Why Did The Ancient Romans Write

Used as a Form of Documentation

Romans used writing as a form of documentation mainly for establishing legal claims over land, ownership of property, taxation, and law. They wrote down laws, deeds, and contracts. Official records, such as birth and death certificates, or witnesses to events, were also written down for official purposes. Regardless of the purpose, writing served an essential role in the ancient Roman world and, without it, things may have been somewhat chaotic.

Used in Education

Roman education put a lot of emphasis on the ability to write. Since Latin was the official language of Rome at the time, it was deemed essential for Roman students to have the ability to write Latin. In addition, the legal system was grounded in written records and having a good education meant that you had a better chance of understanding this written law. Writing also had an important role in Roman religious life and culture. Poetry, manuscripts and plays were all written as entertainment and formed a large part of the Greco-Roman culture.

Used in Art and Architecture

Ancient Roman art used writing to an impressive degree. Famous monuments, such as the Colosseum and Pantheon, were adorned with inscriptions and texts. Many of these inscriptions told the history of the building or the people who built it. Writing was also used in mosaics, which were designs created from small coloured tiles. These contained messages and images which tell us much about the culture of the time.

Used in Everyday Life

Roman writing was not just limited to official or artistic contexts. Ancient Romans also wrote for everyday life. Accounts of news and events, letters to friends and family, and records of purchases, were all jotted down. Writing was also used to record recipes, diaries and logs. All of these mundane writings contribute to our understanding of the daily lives of the ancient Romans.


Inscription was an important form of communication in the Roman world and was used to convey a variety of important messages. Inscriptions on official buildings, monuments, coins and medals were used to express the official opinions of the ruling authorities. They could also be used in a more personal context and could be inscribed on rings, bracelets and other jewellery with messages expressing love, religious beliefs or even declarations of loyalty. Inscriptions were also used to mark boundaries, such as country borders or military encampments.

Etiquette and Courtesy

Writing was essential for the transmission of etiquette, courtesy and politeness. The Romans were highly skilled in the art of rhetoric, which they used to praiseand promote their own class. They used writing to make requests, offer apologies, and congratulate. This was a way of expressing social graces in a polite and courteous manner.

Part of the Culture

In general, writing was an important part of Roman culture. It was necessary for communication between different classes, religions, and geographic areas. Even more so, writing was necessary for literature and art. Without writing, the works of Virgil, Horace, Ovid, Lucretius, and Tacitus, just to name a few, would not exist. In fact, it can be said that the Roman Empire was only possible because of writing, as it was a way of bridging the gaps between individuals, groups and regions.

The Impact of Writing

The Roman system of writing spread all over Europe, leading to an increase in literacy and a better understanding of the written language. It is also credited with influencing the development of Latin, which is related to all modern Romance languages, including Spanish, French, Italian and Portuguese. Furthermore, the Roman system of writing was based around the use of lower case letters, which is still used today.

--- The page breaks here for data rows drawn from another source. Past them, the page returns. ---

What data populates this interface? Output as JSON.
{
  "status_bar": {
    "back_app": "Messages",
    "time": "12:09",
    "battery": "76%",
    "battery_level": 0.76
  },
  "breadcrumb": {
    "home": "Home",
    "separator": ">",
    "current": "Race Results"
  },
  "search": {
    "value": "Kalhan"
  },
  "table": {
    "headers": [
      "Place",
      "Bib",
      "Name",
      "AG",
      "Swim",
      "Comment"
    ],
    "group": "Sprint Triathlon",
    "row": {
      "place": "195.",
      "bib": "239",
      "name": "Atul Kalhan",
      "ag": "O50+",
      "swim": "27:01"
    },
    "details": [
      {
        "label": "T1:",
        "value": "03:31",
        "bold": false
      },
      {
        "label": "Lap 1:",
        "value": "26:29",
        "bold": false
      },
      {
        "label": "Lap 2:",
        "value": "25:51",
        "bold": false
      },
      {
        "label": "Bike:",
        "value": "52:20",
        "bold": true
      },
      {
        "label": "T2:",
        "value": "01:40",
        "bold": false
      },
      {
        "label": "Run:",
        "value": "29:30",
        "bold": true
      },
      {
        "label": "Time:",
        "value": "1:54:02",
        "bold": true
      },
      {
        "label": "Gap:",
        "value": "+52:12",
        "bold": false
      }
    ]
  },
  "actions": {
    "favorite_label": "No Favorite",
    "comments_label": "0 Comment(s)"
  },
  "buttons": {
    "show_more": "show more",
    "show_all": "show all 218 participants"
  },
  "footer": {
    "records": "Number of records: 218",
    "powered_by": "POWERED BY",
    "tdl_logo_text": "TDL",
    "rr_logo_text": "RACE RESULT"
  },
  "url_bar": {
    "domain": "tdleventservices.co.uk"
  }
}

In conclusion, writing was an essential part of Roman life, impacting their laws, education, culture, art, and architecture. Writing allowed the Romans to record their achievements, laws and culture, and enabled them to transmit their knowledge to future generations. It can be said that without writing, the Roman Empire would not have been possible, and the impact of the Romans on literature and culture, both in Europe and all over the world, would never have been achieved.

Moshe Rideout is a professional writer and historian whose work focuses on the history of Ancient Rome. Moshe is passionate about understanding the complexity of the Roman Empire, from its architecture to its literature, political systems to social structures. He has a Bachelor's degree in classic studies from Rutgers University and is currently pursuing a PhD in classical archaeology at UMass Amherst. When he isn't researching or writing, he enjoys exploring ruins around Europe, drawing inspiration from his travels.